Il y a deux ans, le journaliste d’Ha’aretz Amos Harel avait révélé que la tâche essentielle confiée à Spiegel était d’établir et de maintenir à jour une base de données sur l’entreprise de colonisation[2] Cela s’était produit devant l’évidence que les Etats-Unis, ainsi que l’Observatoire de la colonisation de Shalom Arshav [3], étaient en possession d’informations beaucoup plus précises sur la construction dans les colonies que celles dont disposait l’establishment de la défense, qui jusqu’alors s’en était remis essentiellement aux informations transmises par les inspecteurs de l’Administration civile. L’ancienne base de données avait de nombreuses failles qui découlaient en grande partie du fait que l’establishment préférait ne pas savoir précisément ce qui se passait dans cette zone.
La base de donnée de Spiegel contient des informations écrites étayées par des photos aériennes et des données obtenues par GIS (Geographic Information Systems), qui concernent le statut des terres et les limites officielles de chacune des colonies. Spiegel : "Le travail a pris deux ans et demi. Il a été effectué afin de vérifier le statut des colonies et des avant-postes [4], et de parvenir à la plus grande exactitude possible : statut de la terre, statut juridique, limites, plan de construction, décisions gouvernementales, terres dont la propriété est douteuse. Il s’agit d’un travail professionnel à plein temps, qui a requis des juristes et des experts en planification et en GIS. J’espère que ce travail se poursuivra, parce que c’est absolument vital. Il faut savoir ce qui se passe là-bas pour prendre des décisions en conséquence. "

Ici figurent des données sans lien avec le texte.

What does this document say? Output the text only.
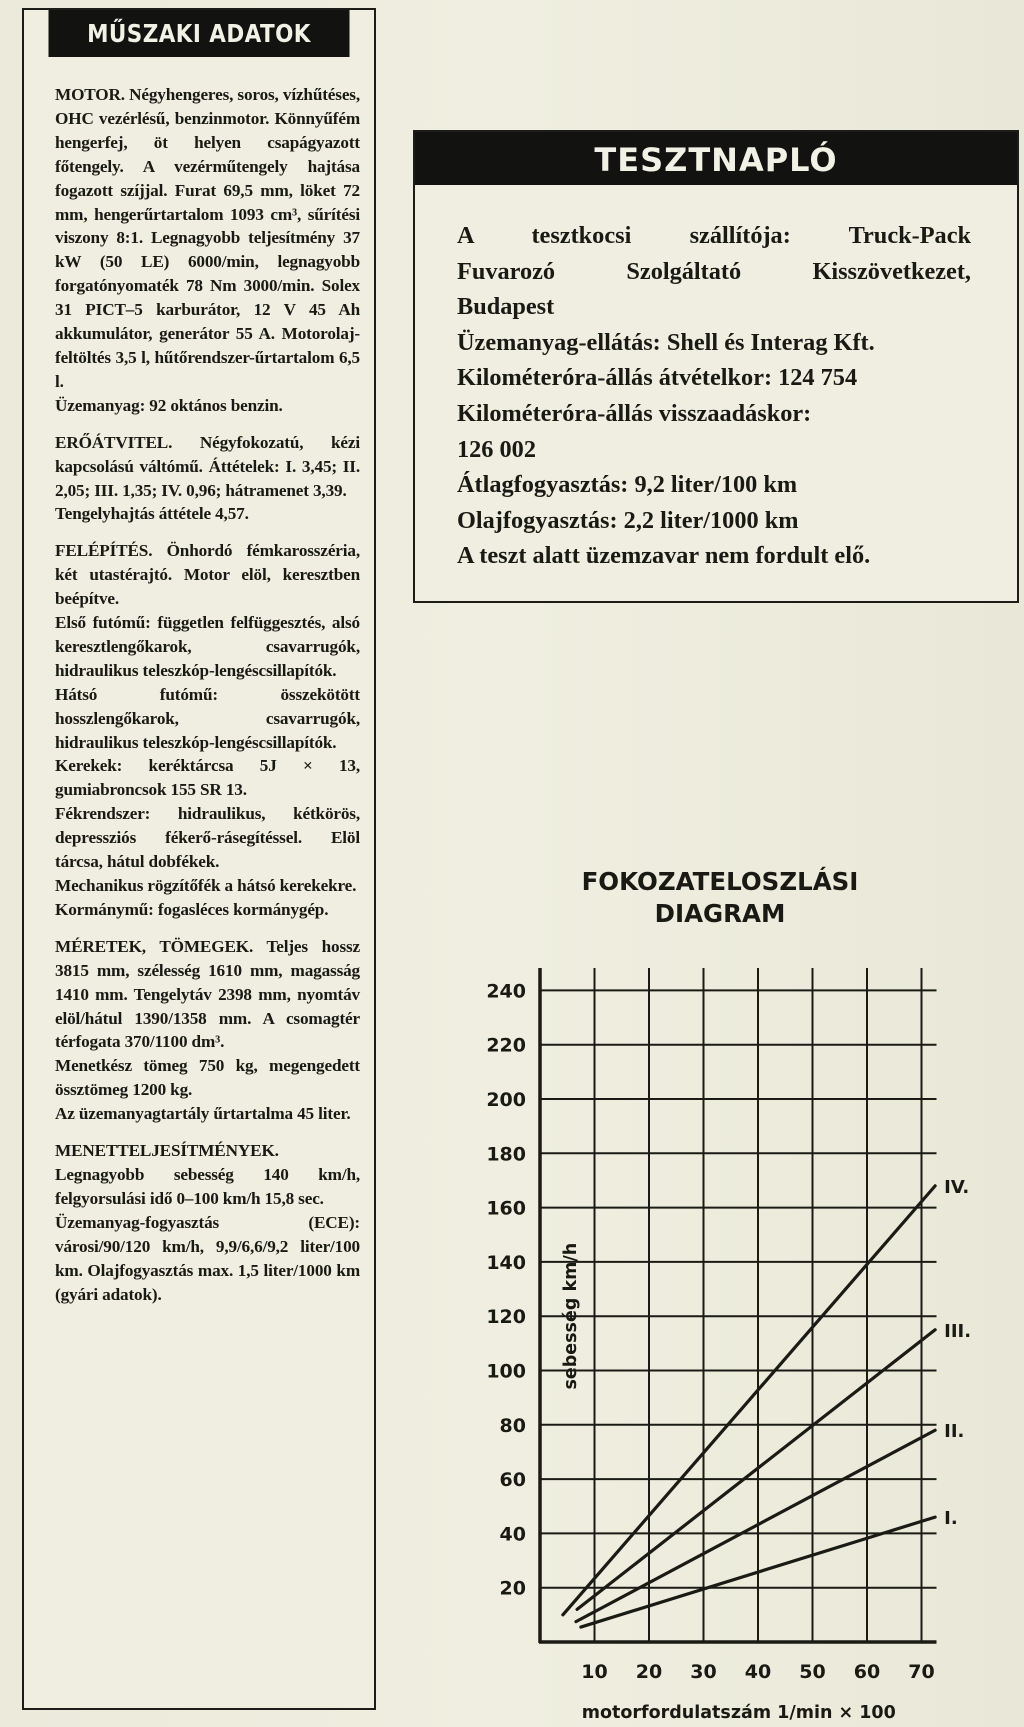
MŰSZAKI ADATOK

MOTOR. Négyhengeres, soros, vízhűtéses, OHC vezérlésű, benzinmotor. Könnyűfém hengerfej, öt helyen csapágyazott főtengely. A vezérműtengely hajtása fogazott szíjjal. Furat 69,5 mm, löket 72 mm, hengerűrtartalom 1093 cm³, sűrítési viszony 8:1. Legnagyobb teljesítmény 37 kW (50 LE) 6000/min, legnagyobb forgatónyomaték 78 Nm 3000/min. Solex 31 PICT–5 karburátor, 12 V 45 Ah akkumulátor, generátor 55 A. Motorolaj-feltöltés 3,5 l, hűtőrendszer-űrtartalom 6,5 l.

Üzemanyag: 92 oktános benzin.

ERŐÁTVITEL. Négyfokozatú, kézi kapcsolású váltómű. Áttételek: I. 3,45; II. 2,05; III. 1,35; IV. 0,96; hátramenet 3,39.

Tengelyhajtás áttétele 4,57.

FELÉPÍTÉS. Önhordó fémkarosszéria, két utastérajtó. Motor elöl, keresztben beépítve.

Első futómű: független felfüggesztés, alsó keresztlengőkarok, csavarrugók, hidraulikus teleszkóp-lengéscsillapítók.

Hátsó futómű: összekötött hosszlengőkarok, csavarrugók, hidraulikus teleszkóp-lengéscsillapítók.

Kerekek: keréktárcsa 5J × 13, gumiabroncsok 155 SR 13.

Fékrendszer: hidraulikus, kétkörös, depressziós fékerő-rásegítéssel. Elöl tárcsa, hátul dobfékek.

Mechanikus rögzítőfék a hátsó kerekekre.

Kormánymű: fogasléces kormánygép.

MÉRETEK, TÖMEGEK. Teljes hossz 3815 mm, szélesség 1610 mm, magasság 1410 mm. Tengelytáv 2398 mm, nyomtáv elöl/hátul 1390/1358 mm. A csomagtér térfogata 370/1100 dm³.

Menetkész tömeg 750 kg, megengedett össztömeg 1200 kg.

Az üzemanyagtartály űrtartalma 45 liter.

MENETTELJESÍTMÉNYEK.

Legnagyobb sebesség 140 km/h, felgyorsulási idő 0–100 km/h 15,8 sec.

Üzemanyag-fogyasztás (ECE): városi/90/120 km/h, 9,9/6,6/9,2 liter/100 km. Olajfogyasztás max. 1,5 liter/1000 km (gyári adatok).

TESZTNAPLÓ

A tesztkocsi szállítója: Truck-Pack

Fuvarozó Szolgáltató Kisszövetkezet,

Budapest

Üzemanyag-ellátás: Shell és Interag Kft.

Kilométeróra-állás átvételkor: 124 754

Kilométeróra-állás visszaadáskor:

126 002

Átlagfogyasztás: 9,2 liter/100 km

Olajfogyasztás: 2,2 liter/1000 km

A teszt alatt üzemzavar nem fordult elő.

FOKOZATELOSZLÁSI
DIAGRAM
20
40
60
80
100
120
140
160
180
200
220
240
10 20 30 40 50 60 70
motorfordulatszám 1/min × 100
sebesség km/h
I.
II.
III.
IV.
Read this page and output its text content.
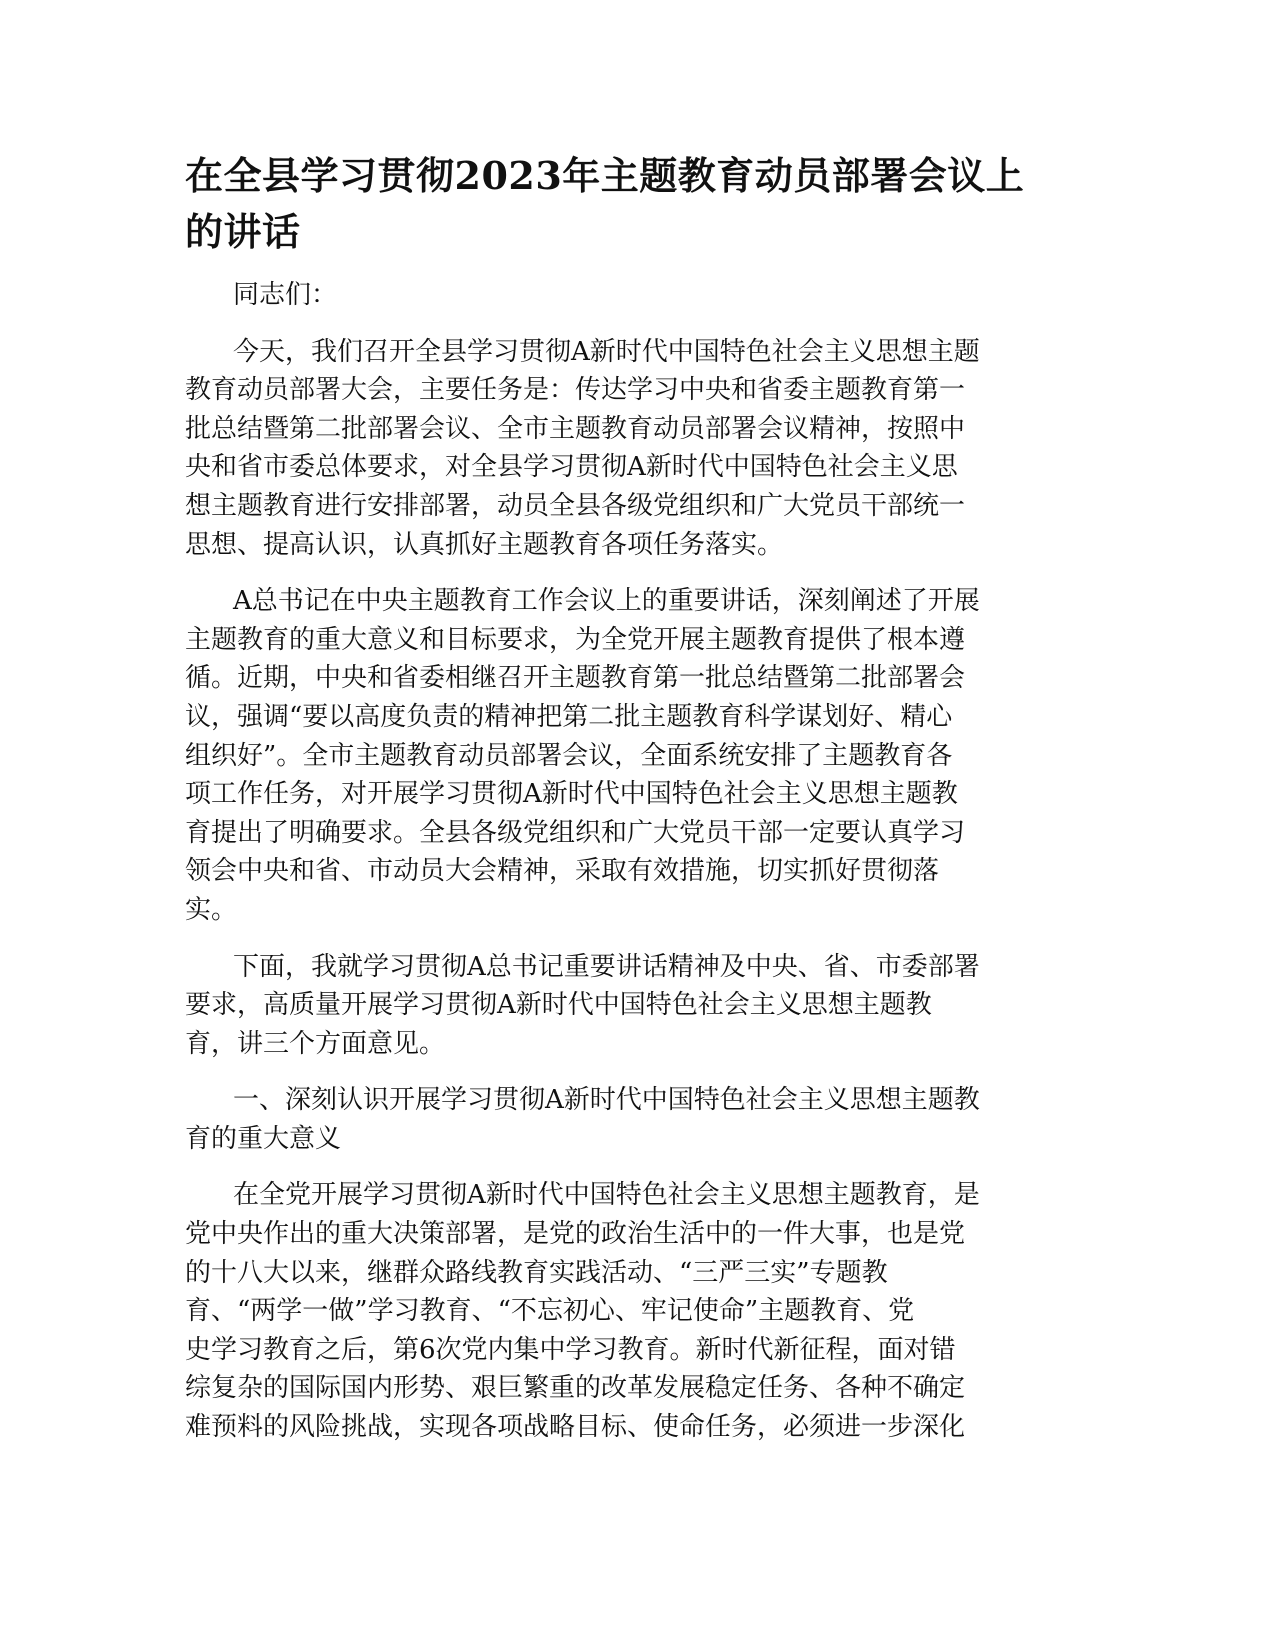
在全县学习贯彻2023年主题教育动员部署会议上
的讲话
同志们：
今天，我们召开全县学习贯彻A新时代中国特色社会主义思想主题
教育动员部署大会，主要任务是：传达学习中央和省委主题教育第一
批总结暨第二批部署会议、全市主题教育动员部署会议精神，按照中
央和省市委总体要求，对全县学习贯彻A新时代中国特色社会主义思
想主题教育进行安排部署，动员全县各级党组织和广大党员干部统一
思想、提高认识，认真抓好主题教育各项任务落实。
A总书记在中央主题教育工作会议上的重要讲话，深刻阐述了开展
主题教育的重大意义和目标要求，为全党开展主题教育提供了根本遵
循。近期，中央和省委相继召开主题教育第一批总结暨第二批部署会
议，强调“要以高度负责的精神把第二批主题教育科学谋划好、精心
组织好”。全市主题教育动员部署会议，全面系统安排了主题教育各
项工作任务，对开展学习贯彻A新时代中国特色社会主义思想主题教
育提出了明确要求。全县各级党组织和广大党员干部一定要认真学习
领会中央和省、市动员大会精神，采取有效措施，切实抓好贯彻落
实。
下面，我就学习贯彻A总书记重要讲话精神及中央、省、市委部署
要求，高质量开展学习贯彻A新时代中国特色社会主义思想主题教
育，讲三个方面意见。
一、深刻认识开展学习贯彻A新时代中国特色社会主义思想主题教
育的重大意义
在全党开展学习贯彻A新时代中国特色社会主义思想主题教育，是
党中央作出的重大决策部署，是党的政治生活中的一件大事，也是党
的十八大以来，继群众路线教育实践活动、“三严三实”专题教
育、“两学一做”学习教育、“不忘初心、牢记使命”主题教育、党
史学习教育之后，第6次党内集中学习教育。新时代新征程，面对错
综复杂的国际国内形势、艰巨繁重的改革发展稳定任务、各种不确定
难预料的风险挑战，实现各项战略目标、使命任务，必须进一步深化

Dror Etkes, ancien coordinateur de l’Observatoire de la colonisation de Shalom Arshav, et qui dirige actuellement le projet pour la défense des terres au sein de l’organisation Yesh Din : "Le refus persistant du gouvernement de révéler ces données sous prétexte de raisons de sécurité constitue un exemple supplémentaire de la manière dont l’Etat abuse de son autorité pour réduire l’information dont disposent ses citoyens. Ils veulent formuler des positions intelligentes fondées sur des faits et non sur des mensonges et des semi-vérités. "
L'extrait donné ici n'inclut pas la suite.